When I traced everything it is the signature that is failing. It is failing because of the Base string used to encode the signature. There is an additional '/' in the base url .e.g. the url encoded is https://api.fitbit.com/1//user/-/profile.json and not https://api.fitbit.com/1/user/-/profile.json (see between the 1 and user).

I suppose there are 2 fixes here. Update the following value: protected $baseApiUri = 'https://api.fitbit.com/1/'; ==> remove slash

or

update /src/Common/Service/AbstractService.php::136 and remove the slash in the setPath function.

[jhnferraris]

@sisuwayn Nice. Confirmed it here. I think the proper fix will be removing the slash in the FitBit service class.

[jhnferraris]

@sisuwayn Where will you apply the fix? in and/oauth repo?

[sisuwayn]

I dono.
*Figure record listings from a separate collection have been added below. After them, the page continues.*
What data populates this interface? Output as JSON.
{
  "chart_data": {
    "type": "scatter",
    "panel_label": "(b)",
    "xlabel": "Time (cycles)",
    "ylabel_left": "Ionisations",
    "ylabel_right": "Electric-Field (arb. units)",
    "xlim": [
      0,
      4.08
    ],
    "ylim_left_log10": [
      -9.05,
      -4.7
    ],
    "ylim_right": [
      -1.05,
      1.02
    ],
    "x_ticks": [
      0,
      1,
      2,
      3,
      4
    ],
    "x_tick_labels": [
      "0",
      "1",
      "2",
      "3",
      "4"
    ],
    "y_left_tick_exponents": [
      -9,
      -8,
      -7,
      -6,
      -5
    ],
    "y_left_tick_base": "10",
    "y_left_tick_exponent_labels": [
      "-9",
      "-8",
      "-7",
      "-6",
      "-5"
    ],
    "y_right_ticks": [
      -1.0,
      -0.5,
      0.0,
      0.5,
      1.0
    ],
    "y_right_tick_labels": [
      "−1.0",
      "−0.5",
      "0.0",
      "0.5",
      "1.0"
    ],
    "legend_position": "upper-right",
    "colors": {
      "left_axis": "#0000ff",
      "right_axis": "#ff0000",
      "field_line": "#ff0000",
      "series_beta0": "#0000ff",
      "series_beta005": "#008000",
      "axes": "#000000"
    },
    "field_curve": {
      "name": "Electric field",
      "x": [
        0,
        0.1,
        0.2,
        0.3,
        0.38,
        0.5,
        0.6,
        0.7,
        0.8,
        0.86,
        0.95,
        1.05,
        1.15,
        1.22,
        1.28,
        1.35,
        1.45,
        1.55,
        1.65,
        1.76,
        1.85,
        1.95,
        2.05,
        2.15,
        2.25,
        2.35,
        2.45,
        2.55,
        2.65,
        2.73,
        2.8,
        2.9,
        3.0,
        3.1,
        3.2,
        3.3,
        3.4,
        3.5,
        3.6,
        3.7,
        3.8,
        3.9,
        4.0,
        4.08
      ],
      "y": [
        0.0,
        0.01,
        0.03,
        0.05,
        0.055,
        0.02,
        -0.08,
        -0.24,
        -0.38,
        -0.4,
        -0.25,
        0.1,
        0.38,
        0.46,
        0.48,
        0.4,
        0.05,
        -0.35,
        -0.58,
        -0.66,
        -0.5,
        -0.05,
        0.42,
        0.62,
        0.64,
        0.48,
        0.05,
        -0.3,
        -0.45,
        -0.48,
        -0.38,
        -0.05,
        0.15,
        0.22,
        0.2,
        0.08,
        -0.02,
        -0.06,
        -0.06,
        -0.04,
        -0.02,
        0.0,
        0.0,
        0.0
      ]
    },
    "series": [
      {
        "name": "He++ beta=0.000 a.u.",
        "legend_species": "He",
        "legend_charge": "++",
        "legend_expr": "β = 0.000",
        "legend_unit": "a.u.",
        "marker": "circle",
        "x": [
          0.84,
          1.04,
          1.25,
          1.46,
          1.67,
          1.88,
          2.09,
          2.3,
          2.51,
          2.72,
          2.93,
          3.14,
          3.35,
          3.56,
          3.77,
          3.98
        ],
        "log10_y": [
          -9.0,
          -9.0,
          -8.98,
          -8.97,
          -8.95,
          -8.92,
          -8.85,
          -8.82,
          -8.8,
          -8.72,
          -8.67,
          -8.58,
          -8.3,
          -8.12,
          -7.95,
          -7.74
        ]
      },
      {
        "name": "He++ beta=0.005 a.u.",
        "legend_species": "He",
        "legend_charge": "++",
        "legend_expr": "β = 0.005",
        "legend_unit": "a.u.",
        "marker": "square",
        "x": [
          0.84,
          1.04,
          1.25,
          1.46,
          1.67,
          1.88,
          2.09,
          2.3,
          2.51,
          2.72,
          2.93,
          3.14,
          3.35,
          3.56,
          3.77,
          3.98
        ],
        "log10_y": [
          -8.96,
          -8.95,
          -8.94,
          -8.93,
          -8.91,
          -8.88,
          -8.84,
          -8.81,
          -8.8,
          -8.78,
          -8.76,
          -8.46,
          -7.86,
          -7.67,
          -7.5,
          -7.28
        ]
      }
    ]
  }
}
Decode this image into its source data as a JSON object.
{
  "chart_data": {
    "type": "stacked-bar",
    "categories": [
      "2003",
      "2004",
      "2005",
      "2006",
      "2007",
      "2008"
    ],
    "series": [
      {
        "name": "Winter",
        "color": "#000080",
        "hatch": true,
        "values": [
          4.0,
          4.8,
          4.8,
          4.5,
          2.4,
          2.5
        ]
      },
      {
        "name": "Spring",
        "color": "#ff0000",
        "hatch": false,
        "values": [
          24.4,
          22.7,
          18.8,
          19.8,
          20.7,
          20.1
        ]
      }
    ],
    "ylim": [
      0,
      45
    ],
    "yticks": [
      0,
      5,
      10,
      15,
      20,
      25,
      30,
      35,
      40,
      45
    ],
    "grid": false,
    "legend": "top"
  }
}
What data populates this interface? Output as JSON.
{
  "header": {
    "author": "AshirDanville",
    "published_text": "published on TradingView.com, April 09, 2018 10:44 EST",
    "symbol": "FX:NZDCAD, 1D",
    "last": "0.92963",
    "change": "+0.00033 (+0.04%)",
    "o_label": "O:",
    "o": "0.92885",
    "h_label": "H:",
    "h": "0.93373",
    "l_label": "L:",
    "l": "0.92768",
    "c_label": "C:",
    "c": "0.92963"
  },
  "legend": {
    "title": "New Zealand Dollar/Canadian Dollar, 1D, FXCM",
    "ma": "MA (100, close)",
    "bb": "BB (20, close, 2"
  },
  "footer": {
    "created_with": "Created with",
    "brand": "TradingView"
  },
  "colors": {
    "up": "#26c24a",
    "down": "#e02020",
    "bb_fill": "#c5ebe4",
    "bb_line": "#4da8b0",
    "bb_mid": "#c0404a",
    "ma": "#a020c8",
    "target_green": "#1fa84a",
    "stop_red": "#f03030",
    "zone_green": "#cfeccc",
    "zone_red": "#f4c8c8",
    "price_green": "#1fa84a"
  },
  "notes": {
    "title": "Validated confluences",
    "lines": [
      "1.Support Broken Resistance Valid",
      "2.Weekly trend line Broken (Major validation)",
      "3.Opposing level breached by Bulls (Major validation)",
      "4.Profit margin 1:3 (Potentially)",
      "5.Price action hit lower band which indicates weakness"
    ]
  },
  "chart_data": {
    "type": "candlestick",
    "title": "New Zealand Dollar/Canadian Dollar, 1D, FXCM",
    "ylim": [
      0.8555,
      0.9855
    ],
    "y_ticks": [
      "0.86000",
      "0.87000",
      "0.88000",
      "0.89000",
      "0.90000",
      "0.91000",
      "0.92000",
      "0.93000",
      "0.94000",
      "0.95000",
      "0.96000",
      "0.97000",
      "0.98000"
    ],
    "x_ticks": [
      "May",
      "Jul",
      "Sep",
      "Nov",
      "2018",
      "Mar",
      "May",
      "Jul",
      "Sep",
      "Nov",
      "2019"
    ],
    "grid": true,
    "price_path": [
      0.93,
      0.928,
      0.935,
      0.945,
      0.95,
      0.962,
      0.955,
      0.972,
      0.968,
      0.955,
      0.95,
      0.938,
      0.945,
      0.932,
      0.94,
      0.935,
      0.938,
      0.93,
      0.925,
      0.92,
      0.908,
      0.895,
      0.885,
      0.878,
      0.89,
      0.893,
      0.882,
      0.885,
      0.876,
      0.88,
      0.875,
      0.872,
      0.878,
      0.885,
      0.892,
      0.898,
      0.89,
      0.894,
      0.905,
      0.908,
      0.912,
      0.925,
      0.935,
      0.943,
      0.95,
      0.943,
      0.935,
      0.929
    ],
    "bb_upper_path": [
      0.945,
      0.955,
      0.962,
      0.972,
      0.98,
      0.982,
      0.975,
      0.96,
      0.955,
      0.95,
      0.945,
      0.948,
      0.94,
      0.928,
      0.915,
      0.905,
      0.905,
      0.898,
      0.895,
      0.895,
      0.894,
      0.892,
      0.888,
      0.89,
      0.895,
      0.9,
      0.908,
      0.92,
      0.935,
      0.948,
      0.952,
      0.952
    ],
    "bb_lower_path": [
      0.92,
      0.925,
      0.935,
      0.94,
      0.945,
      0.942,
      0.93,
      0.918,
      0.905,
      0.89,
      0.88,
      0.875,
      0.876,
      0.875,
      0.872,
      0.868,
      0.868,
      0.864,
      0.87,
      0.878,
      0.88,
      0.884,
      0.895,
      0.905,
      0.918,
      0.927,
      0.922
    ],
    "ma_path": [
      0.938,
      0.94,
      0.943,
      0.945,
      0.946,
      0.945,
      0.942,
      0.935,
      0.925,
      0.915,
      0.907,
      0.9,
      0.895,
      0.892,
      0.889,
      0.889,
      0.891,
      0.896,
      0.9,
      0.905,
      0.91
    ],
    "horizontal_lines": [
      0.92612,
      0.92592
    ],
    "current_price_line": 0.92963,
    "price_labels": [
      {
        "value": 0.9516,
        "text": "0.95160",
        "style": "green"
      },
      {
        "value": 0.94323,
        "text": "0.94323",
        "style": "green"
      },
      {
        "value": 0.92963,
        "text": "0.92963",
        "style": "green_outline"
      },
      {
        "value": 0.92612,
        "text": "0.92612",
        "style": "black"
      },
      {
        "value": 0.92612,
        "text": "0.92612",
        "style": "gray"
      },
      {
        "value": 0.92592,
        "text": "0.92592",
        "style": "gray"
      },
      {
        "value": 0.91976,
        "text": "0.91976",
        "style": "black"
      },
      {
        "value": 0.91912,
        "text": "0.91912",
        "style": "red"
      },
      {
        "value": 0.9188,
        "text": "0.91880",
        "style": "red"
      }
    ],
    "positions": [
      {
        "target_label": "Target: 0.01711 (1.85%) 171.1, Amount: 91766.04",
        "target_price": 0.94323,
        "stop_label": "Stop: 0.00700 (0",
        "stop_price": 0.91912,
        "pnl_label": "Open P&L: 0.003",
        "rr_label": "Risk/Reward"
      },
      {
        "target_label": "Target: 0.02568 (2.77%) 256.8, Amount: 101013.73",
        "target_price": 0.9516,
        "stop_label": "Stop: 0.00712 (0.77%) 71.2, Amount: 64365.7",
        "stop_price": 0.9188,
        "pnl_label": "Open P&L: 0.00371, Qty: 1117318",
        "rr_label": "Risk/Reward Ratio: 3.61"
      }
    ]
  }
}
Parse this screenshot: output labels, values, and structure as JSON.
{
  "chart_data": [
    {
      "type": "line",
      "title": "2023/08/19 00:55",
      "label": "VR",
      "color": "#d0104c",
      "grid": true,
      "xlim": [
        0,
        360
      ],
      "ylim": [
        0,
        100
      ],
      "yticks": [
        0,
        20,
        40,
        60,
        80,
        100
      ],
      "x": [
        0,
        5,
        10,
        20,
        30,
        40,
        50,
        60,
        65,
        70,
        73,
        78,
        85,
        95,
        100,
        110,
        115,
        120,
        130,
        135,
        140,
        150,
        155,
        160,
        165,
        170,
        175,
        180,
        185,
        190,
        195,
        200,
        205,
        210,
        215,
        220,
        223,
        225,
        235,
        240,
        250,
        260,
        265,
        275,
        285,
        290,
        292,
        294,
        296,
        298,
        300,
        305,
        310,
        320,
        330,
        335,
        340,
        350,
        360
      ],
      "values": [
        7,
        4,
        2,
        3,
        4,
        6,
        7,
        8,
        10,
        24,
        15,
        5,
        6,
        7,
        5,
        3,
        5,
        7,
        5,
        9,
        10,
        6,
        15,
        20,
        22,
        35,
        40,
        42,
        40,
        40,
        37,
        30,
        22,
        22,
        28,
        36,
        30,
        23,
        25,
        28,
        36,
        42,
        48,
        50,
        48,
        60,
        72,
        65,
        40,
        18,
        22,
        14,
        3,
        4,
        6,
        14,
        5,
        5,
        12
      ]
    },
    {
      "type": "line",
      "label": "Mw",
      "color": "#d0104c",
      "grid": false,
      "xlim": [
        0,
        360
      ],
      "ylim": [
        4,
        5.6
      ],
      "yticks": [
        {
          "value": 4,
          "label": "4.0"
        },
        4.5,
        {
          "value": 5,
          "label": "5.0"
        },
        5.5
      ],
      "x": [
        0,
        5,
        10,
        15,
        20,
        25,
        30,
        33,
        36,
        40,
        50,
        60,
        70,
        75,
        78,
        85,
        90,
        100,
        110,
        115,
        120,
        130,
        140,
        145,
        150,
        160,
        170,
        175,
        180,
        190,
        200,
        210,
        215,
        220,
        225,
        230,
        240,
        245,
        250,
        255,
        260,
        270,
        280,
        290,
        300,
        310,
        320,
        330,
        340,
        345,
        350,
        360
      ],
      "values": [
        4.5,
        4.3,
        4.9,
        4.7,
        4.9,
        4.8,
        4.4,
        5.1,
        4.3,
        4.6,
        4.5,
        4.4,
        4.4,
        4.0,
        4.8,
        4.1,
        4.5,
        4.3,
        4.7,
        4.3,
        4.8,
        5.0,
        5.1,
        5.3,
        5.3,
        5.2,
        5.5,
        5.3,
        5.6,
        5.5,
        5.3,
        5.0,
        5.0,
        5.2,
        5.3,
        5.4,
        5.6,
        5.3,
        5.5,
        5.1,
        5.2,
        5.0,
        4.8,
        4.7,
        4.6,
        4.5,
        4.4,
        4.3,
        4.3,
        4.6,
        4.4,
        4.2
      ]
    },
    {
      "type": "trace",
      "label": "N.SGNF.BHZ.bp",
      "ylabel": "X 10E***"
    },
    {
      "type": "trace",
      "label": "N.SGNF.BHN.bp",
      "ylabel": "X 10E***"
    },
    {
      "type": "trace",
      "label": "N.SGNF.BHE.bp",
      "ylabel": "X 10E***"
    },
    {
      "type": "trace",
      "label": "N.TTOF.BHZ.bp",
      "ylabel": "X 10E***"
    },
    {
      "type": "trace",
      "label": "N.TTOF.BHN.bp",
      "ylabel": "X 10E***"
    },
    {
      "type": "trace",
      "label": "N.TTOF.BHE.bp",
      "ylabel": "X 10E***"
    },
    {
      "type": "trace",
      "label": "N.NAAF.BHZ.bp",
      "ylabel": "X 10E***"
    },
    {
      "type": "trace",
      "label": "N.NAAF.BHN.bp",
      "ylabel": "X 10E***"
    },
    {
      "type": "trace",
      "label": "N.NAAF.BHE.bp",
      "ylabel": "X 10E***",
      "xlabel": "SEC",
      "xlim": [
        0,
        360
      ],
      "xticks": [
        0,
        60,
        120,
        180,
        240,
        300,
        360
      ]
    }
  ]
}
I was just reporting the issue really. Someone with greater powers than me will need to sort that out I think. Not sure about the other oauth 1.0 services and how that will all be affected.

[logical-and]

No additional actions from you are required, I will take a care of fixes. :)

[jhnferraris]

@logical-and Nice! Will you be putting it in a stable version (0.7) now?

[logical-and]

0.7 is not stable now, but latest. Yes, I will put fix in a latest version.

[jhnferraris]

@logical-and Okay. Can you ping us on what package version we will use so I can update my composer file. Thanks in advance! :)

[ericzoo]

Bumping this up! Also affected here.

[logical-and]

Hey guys, just fixed it in #32, #33

Here is my response of profile request:

Please confirm is issue fixed now or not.

[ghost]

I'm affected too. To fix this issue I just overwrote it in FitBit.php

    /**
     * {@inheritDoc}
     */
    public function requestAccessToken($token, $verifier, $tokenSecret = null)
    {
        if (is_null($tokenSecret)) {
            $storedRequestToken = $this->storage->retrieveAccessToken($this->service());
            $tokenSecret = $storedRequestToken->getRequestTokenSecret();
        }
        $this->signature->setTokenSecret($tokenSecret);

        $bodyParams = array(
            'oauth_verifier' => $verifier,
        );

        $authorizationHeader = array(
            'Authorization' => $this->buildAuthorizationHeaderForAPIRequest(
                'POST',
                $this->getAccessTokenEndpoint(),
                $this->storage->retrieveAccessToken($this->service()),
                $bodyParams
            )
        );

        $headers = array_merge($authorizationHeader, $this->getExtraOAuthHeaders());

        //[] instead of $bodyParams is changed
        $responseBody = $this->httpClient->retrieveResponse($this->getAccessTokenEndpoint(), [], $headers);

        $token = $this->parseAccessTokenResponse($responseBody);
        $this->storage->storeAccessToken($this->service(), $token);

        return $token;
    }

Can someone put this into a release plase

[jhnferraris]

@sebastian301082 Fix is in the dev version here https://github.com/logical-and/php-oauth. You can use that.

[muneeb-arif]

Hi Everyone, i've followed all comments and downloaded latest update from git; but strange thing happen, It worked but for the first time only. Afterwards it gave same old error: INVALID TOKEN OR SIGNATURE. Kindly help me out troubleshoot the issue.

I tried another browser, cleared cache / cookies, but no luck, worked only for the first time. I tried on another system, same result, only worked for first time.